L’avenir incertain de la Genève internationale

Alors que le multilatéralisme vacille sous les coups des tensions géopolitiques, la Genève internationale s’interroge sur son avenir. Entre crise de confiance et besoin de réinvention, la “cité de la paix” cherche à préserver son rôle unique dans le monde.

Genève, carrefour historique du multilatéralisme. Mais pour combien de temps encore ? Longtemps symbole d’un monde qui coopère, la ville voit aujourd’hui son modèle fragilisé. La crise du multilatéralisme, nourrie par les rivalités entre grandes puissances et le retour du nationalisme, touche désormais le cœur de la Genève internationale.

Depuis le retour de Donald Trump à la Maison-Blanche, les institutions installées au bord du Léman affrontent une série de secousses : gels de financements, restructurations, licenciements. Les équilibres qui faisaient la force de Genève vacillent, menaçant tout un pan de l’économie locale.

« Genève a été un temps pressentie pour accueillir le siège des Nations unies au sortir de la Seconde Guerre mondiale », rappelle Pierre-Étienne Bourneuf, chercheur à l’Institut de hautes études internationales et du développement (IHEID). « C’est dire à quel point cette ville a incarné, dès le XXᵉ siècle, un idéal de gouvernance mondiale. »

Le tissu genevois, fait d’organisations internationales, d’ONG, de missions diplomatiques et de centres de recherche, représente près de 150 000 emplois et environ six milliards de francs de retombées économiques. Mais les menaces s’accumulent. « À la question “en cas de départ massif, suivriez-vous le mouvement ?”, 40 % des ONG et organisations internationales ont répondu oui », alerte Fabrice Eggly, directeur de la Fondation pour Genève. « C’est un grand danger : le risque d’un effet domino négatif est réel. »

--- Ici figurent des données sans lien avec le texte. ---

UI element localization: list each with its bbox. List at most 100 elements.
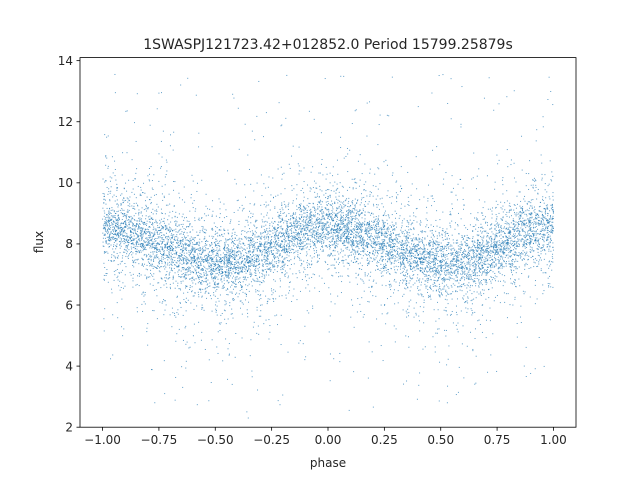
data-point [481,264,483,266]
data-point [479,323,481,325]
data-point [307,229,309,231]
data-point [154,222,156,224]
data-point [464,273,466,275]
data-point [352,249,354,251]
data-point [388,244,390,246]
data-point [145,205,147,207]
data-point [497,256,499,258]
data-point [264,247,266,249]
data-point [238,268,240,270]
data-point [332,228,334,230]
data-point [528,229,530,231]
data-point [151,180,153,182]
data-point [448,276,450,278]
data-point [305,247,307,249]
data-point [197,248,199,250]
data-point [450,293,452,295]
data-point [167,204,169,206]
data-point [515,241,517,243]
data-point [139,233,141,234]
data-point [439,235,441,237]
data-point [180,223,182,225]
data-point [212,260,214,262]
data-point [255,266,257,268]
data-point [428,261,430,263]
data-point [108,213,110,215]
data-point [211,227,213,229]
data-point [444,231,446,233]
data-point [179,229,181,231]
data-point [456,328,458,330]
data-point [285,231,287,233]
data-point [283,249,285,251]
data-point [139,240,141,242]
data-point [134,122,136,124]
data-point [472,279,474,281]
data-point [340,292,342,294]
data-point [434,267,436,268]
data-point [474,263,476,265]
data-point [438,295,440,297]
data-point [434,351,436,353]
data-point [259,237,261,239]
data-point [540,269,542,271]
data-point [122,255,124,257]
data-point [357,231,359,233]
data-point [379,227,381,229]
data-point [370,214,372,216]
data-point [263,244,265,246]
data-point [218,245,220,247]
data-point [427,248,429,250]
data-point [473,263,475,265]
data-point [529,160,531,162]
data-point [335,224,337,226]
data-point [454,254,456,256]
data-point [513,244,515,245]
data-point [122,152,124,154]
data-point [324,235,326,237]
data-point [419,330,421,332]
data-point [117,224,119,226]
data-point [518,233,520,235]
data-point [330,216,332,218]
data-point [470,279,472,280]
data-point [126,249,128,251]
data-point [150,166,152,168]
data-point [433,309,435,311]
data-point [202,288,204,290]
data-point [516,243,518,245]
data-point [348,409,350,411]
data-point [436,253,438,255]
data-point [321,232,323,234]
data-point [482,207,484,209]
data-point [223,257,225,259]
data-point [490,241,492,243]
data-point [201,296,203,298]
data-point [194,268,196,270]
data-point [496,263,498,265]
data-point [347,233,349,235]
data-point [412,248,414,250]
data-point [516,242,518,244]
data-point [142,310,144,312]
data-point [547,213,549,215]
data-point [473,244,475,246]
data-point [427,280,429,282]
data-point [263,225,265,227]
data-point [257,254,259,256]
data-point [373,239,375,241]
data-point [489,238,491,240]
data-point [527,239,529,241]
data-point [285,229,287,231]
data-point [116,219,118,221]
data-point [169,145,171,147]
data-point [260,213,262,215]
data-point [530,219,532,221]
data-point [297,251,299,253]
data-point [298,146,300,148]
data-point [504,240,506,242]
data-point [372,280,374,282]
data-point [230,263,232,265]
data-point [237,267,239,269]
data-point [201,179,203,181]
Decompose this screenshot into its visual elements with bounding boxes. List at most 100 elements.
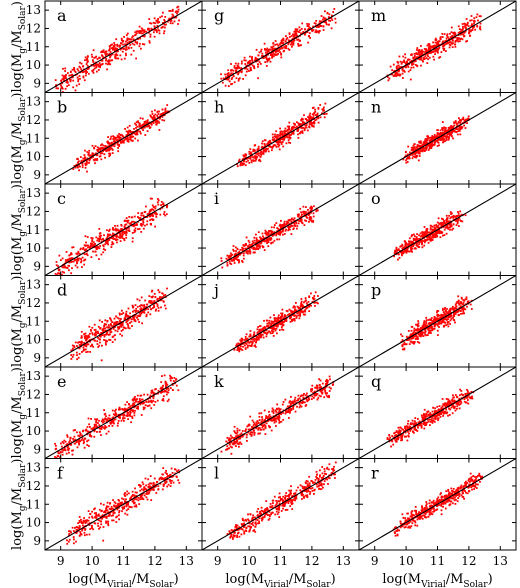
data-point (97, 346, 100, 348)
data-point (248, 344, 251, 347)
data-point (424, 52, 427, 54)
data-point (77, 252, 79, 254)
data-point (254, 341, 257, 344)
data-point (236, 67, 238, 69)
data-point (459, 133, 462, 136)
reference-line (359, 92, 516, 184)
data-point (121, 134, 123, 137)
data-point (250, 159, 253, 162)
data-point (255, 58, 257, 61)
data-point (401, 67, 404, 70)
data-point (423, 56, 425, 59)
data-point (239, 347, 242, 350)
data-point (451, 35, 453, 37)
data-point (93, 323, 96, 326)
data-point (271, 327, 273, 330)
data-point (102, 248, 105, 250)
data-point (455, 216, 457, 218)
data-point (318, 22, 321, 25)
data-point (276, 332, 278, 335)
data-point (397, 70, 400, 73)
data-point (171, 8, 174, 11)
data-point (156, 119, 158, 122)
data-point (410, 242, 413, 245)
data-point (140, 296, 143, 299)
data-point (284, 319, 286, 322)
data-point (287, 226, 289, 228)
data-point (303, 114, 305, 117)
data-point (299, 310, 302, 313)
data-point (79, 165, 81, 168)
data-point (437, 224, 440, 227)
data-point (315, 115, 318, 117)
data-point (397, 249, 400, 251)
data-point (425, 48, 428, 50)
data-point (280, 56, 283, 59)
data-point (148, 301, 151, 304)
data-point (81, 164, 84, 167)
data-point (266, 233, 268, 236)
data-point (262, 148, 265, 151)
data-point (228, 74, 231, 77)
data-point (133, 231, 136, 234)
data-point (287, 39, 290, 42)
data-point (155, 302, 157, 304)
data-point (143, 31, 146, 34)
data-point (133, 309, 136, 312)
data-point (442, 47, 445, 50)
data-point (406, 156, 409, 159)
data-point (308, 220, 310, 223)
data-point (144, 134, 147, 136)
data-point (452, 215, 455, 217)
data-point (138, 321, 140, 323)
data-point (257, 326, 259, 328)
data-point (330, 27, 333, 30)
data-point (406, 250, 409, 253)
panel-o: o (358, 183, 517, 276)
data-point (308, 117, 310, 119)
data-point (138, 45, 141, 48)
data-point (228, 256, 230, 259)
data-point (293, 318, 296, 320)
data-point (295, 30, 298, 33)
data-point (291, 126, 294, 128)
data-point (92, 49, 95, 52)
data-point (465, 27, 467, 29)
data-point (266, 319, 269, 322)
data-point (392, 75, 395, 77)
data-point (457, 31, 460, 34)
data-point (132, 39, 135, 41)
data-point (145, 120, 148, 123)
data-point (114, 338, 116, 341)
data-point (164, 26, 166, 29)
data-point (81, 162, 84, 164)
data-point (473, 22, 475, 25)
data-point (297, 215, 299, 218)
panel-c-points (54, 197, 169, 276)
data-point (93, 67, 96, 70)
data-point (230, 69, 232, 72)
data-point (396, 249, 399, 252)
data-point (400, 65, 403, 68)
data-point (103, 325, 105, 327)
data-point (277, 52, 279, 55)
data-point (70, 349, 73, 352)
data-point (304, 32, 307, 34)
data-point (279, 136, 282, 139)
data-point (99, 245, 101, 247)
data-point (130, 53, 133, 56)
data-point (295, 315, 298, 318)
data-point (283, 49, 286, 52)
data-point (447, 138, 450, 141)
data-point (262, 55, 265, 57)
data-point (76, 253, 79, 256)
data-point (287, 221, 290, 224)
data-point (133, 315, 136, 318)
data-point (108, 149, 110, 152)
data-point (313, 122, 316, 124)
reference-line (202, 92, 359, 184)
data-point (453, 121, 455, 124)
data-point (265, 57, 268, 60)
data-point (151, 197, 153, 200)
data-point (148, 300, 151, 303)
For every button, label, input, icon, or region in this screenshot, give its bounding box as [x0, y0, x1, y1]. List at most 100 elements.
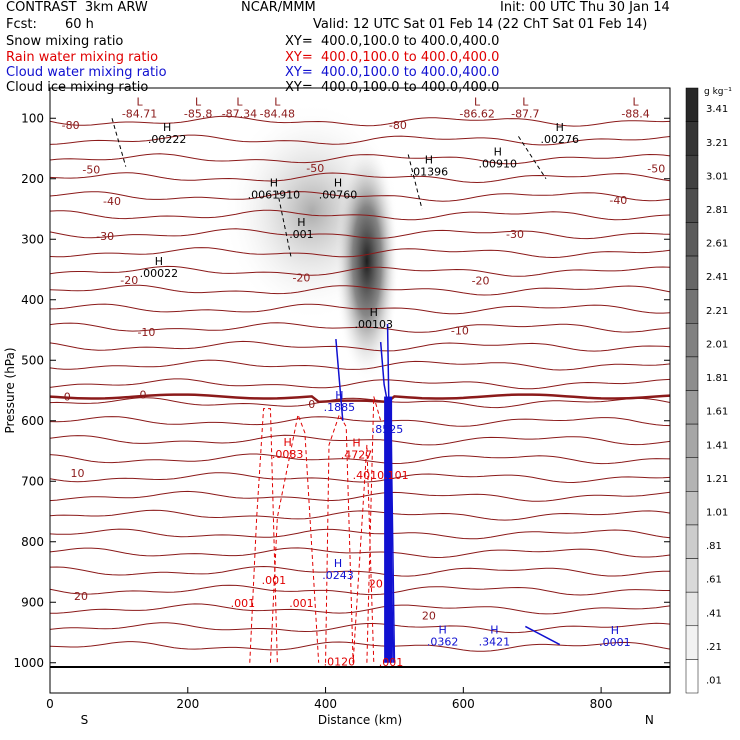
isotherm-label: -40 — [103, 195, 121, 208]
isotherm-line — [49, 472, 671, 484]
extremum-value: .00222 — [148, 133, 187, 146]
x-tick-label: 600 — [452, 697, 475, 711]
extremum-marker: L — [136, 95, 143, 108]
isotherm-line — [49, 528, 671, 540]
isotherm-line — [49, 209, 671, 221]
x-axis-title: Distance (km) — [318, 713, 402, 727]
extremum-marker: L — [522, 95, 529, 108]
extremum-value: .0001 — [599, 636, 631, 649]
extremum-value: -87.7 — [511, 107, 539, 120]
colorbar-label: .41 — [706, 608, 722, 619]
isotherm-label: -30 — [506, 228, 524, 241]
colorbar: 3.41 3.21 3.01 2.81 2.61 2.41 2.21 2.01 1.81 1.61… — [685, 87, 732, 694]
colorbar-cell — [685, 625, 699, 660]
rain-label: .001 — [379, 656, 404, 669]
forecast-label: Fcst: — [6, 17, 37, 32]
forecast-hours: 60 h — [65, 17, 94, 32]
colorbar-label: 2.21 — [706, 306, 728, 317]
extremum-value: .8525 — [372, 423, 404, 436]
isotherm-line — [49, 284, 671, 296]
extremum-value: .00760 — [319, 188, 358, 201]
field-rain-xy: XY= 400.0,100.0 to 400.0,400.0 — [285, 50, 500, 65]
contour-labels: L-84.71L-85.8L-87.34L-84.48L-86.62L-87.7… — [122, 95, 650, 669]
extremum-marker: H — [439, 624, 447, 637]
y-tick-label: 900 — [21, 595, 44, 609]
extremum-marker: H — [490, 624, 498, 637]
x-tick-label: 400 — [314, 697, 337, 711]
colorbar-cell — [685, 356, 699, 391]
isotherm-line — [49, 265, 671, 277]
extremum-value: -87.34 — [222, 107, 257, 120]
colorbar-cell — [685, 491, 699, 526]
y-tick-label: 400 — [21, 293, 44, 307]
temperature-isotherms: -80 -80 -50 -50 -50 -40 -40 -30 -30 -20 -20 -20 -10 -… — [49, 115, 671, 652]
isotherm-line — [49, 228, 671, 240]
isotherm-line — [49, 153, 671, 165]
isotherm-line — [49, 303, 671, 315]
colorbar-label: .01 — [706, 676, 722, 687]
isotherm-line — [49, 622, 671, 634]
extremum-value: -88.4 — [621, 107, 649, 120]
isotherm-line — [49, 322, 671, 333]
isotherm-label: -20 — [120, 274, 138, 287]
field-cloud-water-xy: XY= 400.0,100.0 to 400.0,400.0 — [285, 65, 500, 80]
init-time: Init: 00 UTC Thu 30 Jan 14 — [500, 0, 670, 15]
y-tick-label: 300 — [21, 232, 44, 246]
rain-label: .001 — [231, 597, 256, 610]
colorbar-cell — [685, 188, 699, 223]
isotherm-line — [49, 340, 671, 352]
extremum-marker: L — [274, 95, 281, 108]
cloud-water-contour — [524, 625, 561, 646]
cloud-water-contour — [335, 339, 344, 421]
isotherm-label: -50 — [306, 162, 324, 175]
isotherm-label: 20 — [422, 610, 436, 623]
rain-label: 20 — [369, 577, 383, 590]
extremum-marker: H — [284, 436, 292, 449]
isotherm-label: -40 — [609, 194, 627, 207]
colorbar-label: 3.21 — [706, 138, 728, 149]
colorbar-cell — [685, 524, 699, 559]
y-tick-label: 500 — [21, 353, 44, 367]
field-cloud-water-name: Cloud water mixing ratio — [6, 65, 167, 80]
cloud-ice-contour — [407, 154, 423, 210]
colorbar-unit: g kg⁻¹ — [704, 87, 732, 97]
extremum-marker: H — [334, 557, 342, 570]
colorbar-cell — [685, 659, 699, 694]
colorbar-cell — [685, 558, 699, 593]
y-axis-title: Pressure (hPa) — [3, 347, 17, 433]
extremum-marker: H — [383, 411, 391, 424]
isotherm-label: -30 — [96, 230, 114, 243]
extremum-marker: H — [335, 389, 343, 402]
colorbar-label: 1.21 — [706, 474, 728, 485]
rain-label: .001 — [262, 574, 287, 587]
extremum-marker: L — [195, 95, 202, 108]
plot-frame — [49, 87, 671, 694]
colorbar-cell — [685, 154, 699, 190]
extremum-value: .0243 — [322, 569, 354, 582]
colorbar-cell — [685, 423, 699, 458]
extremum-value: .0362 — [427, 636, 459, 649]
extremum-value: .00103 — [355, 318, 394, 331]
extremum-marker: L — [236, 95, 243, 108]
colorbar-label: .21 — [706, 642, 722, 653]
colorbar-label: .61 — [706, 575, 722, 586]
extremum-value: -86.62 — [459, 107, 494, 120]
isotherm-label: -80 — [62, 119, 80, 132]
colorbar-label: 1.01 — [706, 508, 728, 519]
field-snow-xy: XY= 400.0,100.0 to 400.0,400.0 — [285, 34, 500, 49]
colorbar-cell — [685, 289, 699, 324]
valid-time: Valid: 12 UTC Sat 01 Feb 14 (22 ChT Sat … — [313, 17, 648, 32]
colorbar-label: 1.81 — [706, 373, 728, 384]
snow-shading — [221, 100, 402, 383]
isotherm-label: 0 — [308, 398, 315, 411]
colorbar-cell — [685, 457, 699, 492]
extremum-value: .0061910 — [248, 188, 301, 201]
extremum-value: .001 — [289, 228, 314, 241]
colorbar-cell — [685, 222, 699, 257]
y-tick-label: 1000 — [13, 656, 44, 670]
model-title: CONTRAST 3km ARW — [6, 0, 148, 15]
extremum-value: -85.8 — [184, 107, 212, 120]
isotherm-line — [49, 115, 671, 127]
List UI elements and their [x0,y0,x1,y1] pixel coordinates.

La Genève internationale fonctionne comme une mécanique fine : chaque emploi direct en génère plusieurs autres dans l’hôtellerie, la restauration ou les services. « C’est un effet boule de neige positif », souligne Fabrice Eggly, « mais qui peut s’inverser brutalement. » Derrière les diplomates et les grandes institutions, c’est tout un écosystème (PME, travailleurs, commerces) qui pourrait être touché.

Pour éviter ce scénario, les acteurs appellent à repenser la manière dont Genève incarne le multilatéralisme. « Le multilatéralisme doit se réinventer, mais Genève a tous les atouts pour rester sa capitale », estime Fabrice Eggly. Pierre-Étienne Bourneuf, lui, plaide pour un nouveau modèle de coopération : « Il faut penser la Genève internationale de demain : plus efficace, plus coordonnée, plus ouverte entre diplomates, privés et chercheurs. »

Entre inquiétude et optimisme, la ville tente de préserver sa vocation universelle. Si la tentation du repli gagne du terrain, Genève conserve un atout précieux : son histoire, sa neutralité, et un savoir-faire diplomatique que le monde, malgré tout, continue de lui envier.